Conditional Compilation (__CUDA_ARCH__)


I would like to compile conditionally based on SM value (sm_20, sm21, sm_30, sm35, etc), under Visual Studio.
For testing, I set the GPU Architecture(1) under Properties of the cu file and of the Project to sm_21. Left all other GPU Architecture(?) fields at 0.
The compile statement has: … -gencode=arch=compute_20,code=“sm_21,compute_20” …
and the CUDA_ARCH variable is set at 200, not 210 that I was expecting.
Is there a way to check the sm_ value in the code with a #ifdef?

The compiler invocation specifies arch=compute_20, so CUDA_ARCH will be defined as 200. Best I can tell, there is no compute_21 or sm_21 as a compiler-defined architecture, and therefore the predefined symbol CUDA_ARCH cannot take the value 210.

Instead, the compiler uses arch=compute_20 for all platforms with compute capability 2.x. The reason is presumably that purely from an instruction set perspective there is no difference between compute capability 2.0 and compute capability 2.1.

One can, however, tweak the code generation for a GPU with compute capability 2.1, which already happens in the example above: code=“sm_21,compute_20”.

Thanks for the responses. That tweak comes from the standard installation. The pulldown menus in the property pages gives me the 2.1 option. Yet there is no straightforward way to detect that with a simple #if WHATEVER == sm21 or something.

As far as I know, that is correct: While the “arch” setting is mapped to CUDA_ARCH, there is no equivalent mapping for the “code” setting.

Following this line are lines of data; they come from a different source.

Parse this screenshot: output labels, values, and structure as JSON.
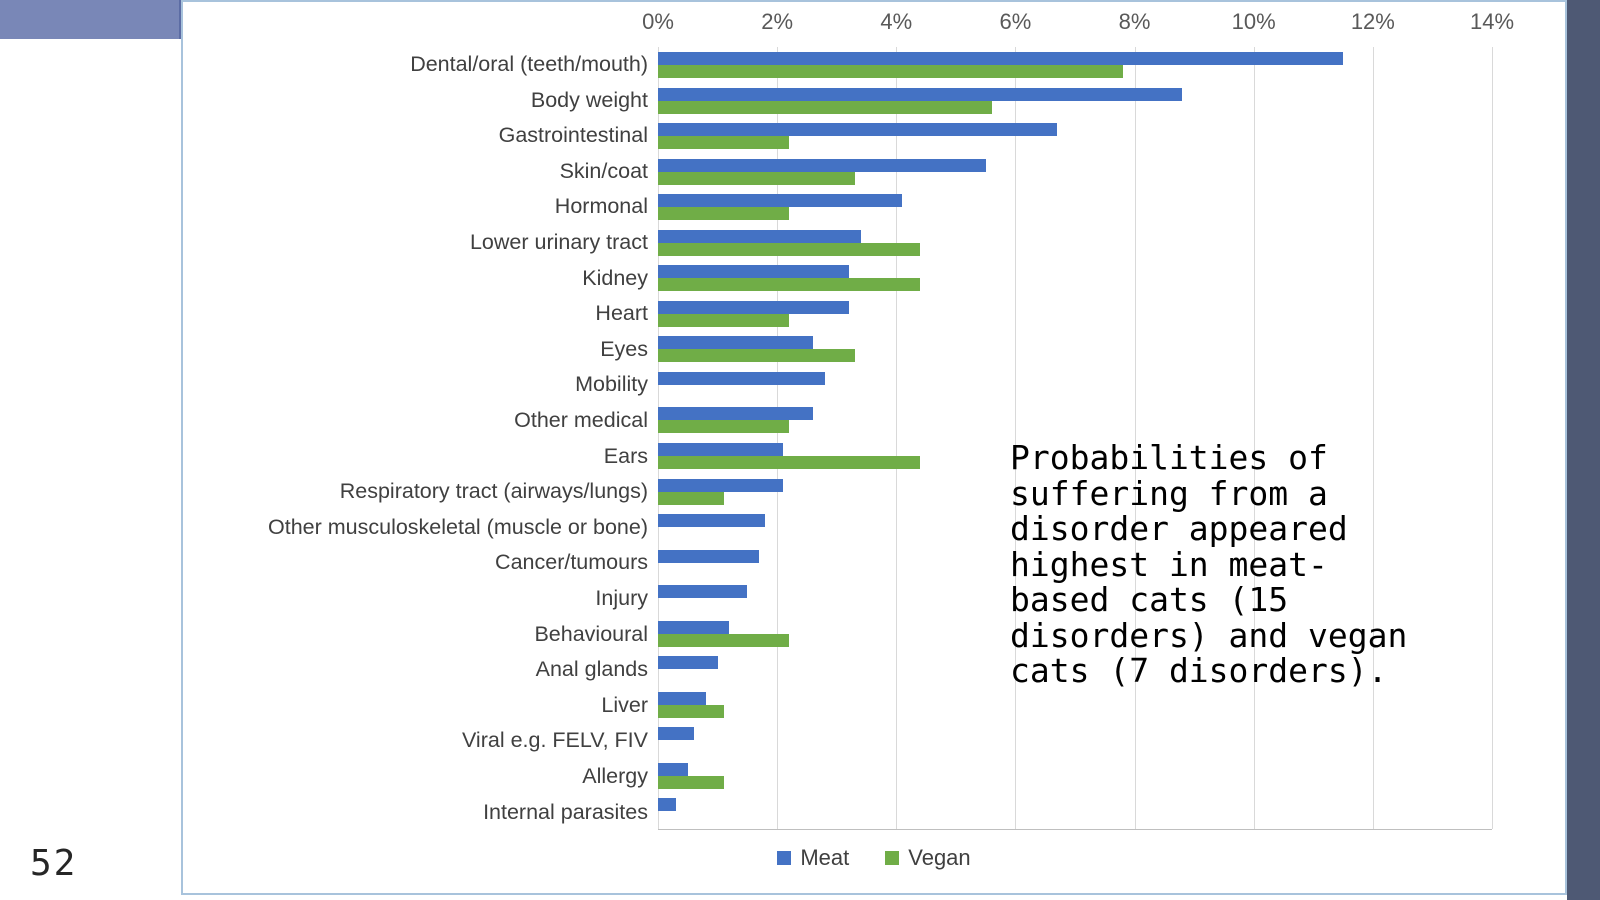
{
  "slide": {
    "number": "52"
  },
  "annotation": {
    "text": "Probabilities of\nsuffering from a\ndisorder appeared\nhighest in meat-\nbased cats (15\ndisorders) and vegan\ncats (7 disorders)."
  },
  "chart_data": {
    "type": "bar",
    "orientation": "horizontal",
    "title": "",
    "xlabel": "",
    "ylabel": "",
    "unit": "%",
    "xlim": [
      0,
      14
    ],
    "x_tick_labels": [
      "0%",
      "2%",
      "4%",
      "6%",
      "8%",
      "10%",
      "12%",
      "14%"
    ],
    "grid": true,
    "legend_position": "bottom",
    "categories": [
      "Dental/oral (teeth/mouth)",
      "Body weight",
      "Gastrointestinal",
      "Skin/coat",
      "Hormonal",
      "Lower urinary tract",
      "Kidney",
      "Heart",
      "Eyes",
      "Mobility",
      "Other medical",
      "Ears",
      "Respiratory tract (airways/lungs)",
      "Other musculoskeletal (muscle or bone)",
      "Cancer/tumours",
      "Injury",
      "Behavioural",
      "Anal glands",
      "Liver",
      "Viral e.g. FELV, FIV",
      "Allergy",
      "Internal parasites"
    ],
    "series": [
      {
        "name": "Meat",
        "color": "#4472C4",
        "values": [
          11.5,
          8.8,
          6.7,
          5.5,
          4.1,
          3.4,
          3.2,
          3.2,
          2.6,
          2.8,
          2.6,
          2.1,
          2.1,
          1.8,
          1.7,
          1.5,
          1.2,
          1.0,
          0.8,
          0.6,
          0.5,
          0.3
        ]
      },
      {
        "name": "Vegan",
        "color": "#70AD47",
        "values": [
          7.8,
          5.6,
          2.2,
          3.3,
          2.2,
          4.4,
          4.4,
          2.2,
          3.3,
          0,
          2.2,
          4.4,
          1.1,
          0,
          0,
          0,
          2.2,
          0,
          1.1,
          0,
          1.1,
          0
        ]
      }
    ]
  },
  "colors": {
    "meat_bar": "#4472C4",
    "vegan_bar": "#70AD47",
    "header_rect": "#7987B7",
    "side_strip": "#4E5974",
    "chart_border": "#A8C3DC",
    "gridline": "#D9D9D9",
    "axis_text": "#595959",
    "category_text": "#404040"
  }
}
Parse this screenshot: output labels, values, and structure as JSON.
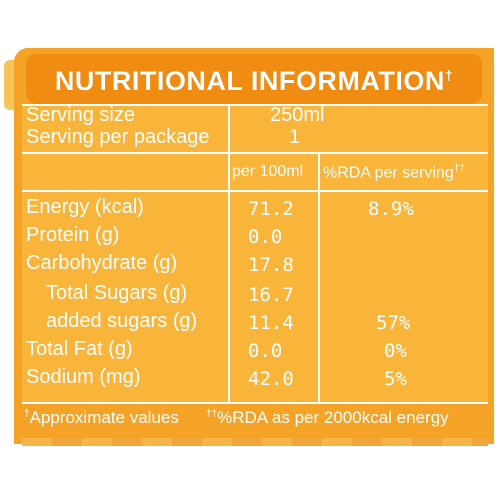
{
  "title": "NUTRITIONAL INFORMATION",
  "title_mark": "†",
  "serving_size_label": "Serving size",
  "serving_size_value": "250ml",
  "serving_per_package_label": "Serving per package",
  "serving_per_package_value": "1",
  "columns": {
    "per100": "per 100ml",
    "rda": "%RDA per serving",
    "rda_mark": "††"
  },
  "rows": [
    {
      "label": "Energy (kcal)",
      "per100": "71.2",
      "rda": "8.9%"
    },
    {
      "label": "Protein (g)",
      "per100": "0.0",
      "rda": ""
    },
    {
      "label": "Carbohydrate (g)",
      "per100": "17.8",
      "rda": ""
    },
    {
      "label": "Total Sugars (g)",
      "per100": "16.7",
      "rda": ""
    },
    {
      "label": "added sugars (g)",
      "per100": "11.4",
      "rda": "57%"
    },
    {
      "label": "Total Fat (g)",
      "per100": "0.0",
      "rda": "0%"
    },
    {
      "label": "Sodium (mg)",
      "per100": "42.0",
      "rda": "5%"
    }
  ],
  "footnote": {
    "left_mark": "†",
    "left": "Approximate values",
    "right_mark": "††",
    "right": "%RDA as per 2000kcal energy"
  },
  "colors": {
    "background": "#f4a326",
    "title_bar": "#f08c11",
    "text": "#ffffff"
  }
}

What is the specific use case that would make that desirable, i.e. requires to distinguish between sm_20 and sm_21 at the source code level?

Nothing concrete at the moment. But since the pulldown menus make that distinction, I should be able to catch that in the code. I can enclose the new kepler with CUDA_ARCH >= 300.
I guess my question is why the pulldown menus lets you specify sm<major,minor> if there are no differences?

While compute capability 2.0 and 2.1 share the same instruction set, there are differences in hardware organization between GPUs with those two compute capabilities. The “arch” flag instructs the compiler to generate instructions from the sm_2x instruction set, the “code” flag can then be used to tweak the code generations (e.g. instruction selection, instruction scheduling) differently for sm_20 and sm_21. The same concept exists with other compilers. For example, gcc has -march and -mtune flags, where -march selects an ISA to target and -mtune tweaks the code for specific CPUs using that ISA.

The pulldown menu presumably gives you theses choices for programmer convenience, so if you know you have a GPU with compute caopability 2.1, you can simply select that.

I have never checked how much difference there is between code tweaked for sm_20 and code tweaked for sm_21. As far as I understand the differences between these two HW architectures, I would expect the generated code for the two targets to look quite similar, and performance-wise it is likely a second order effect.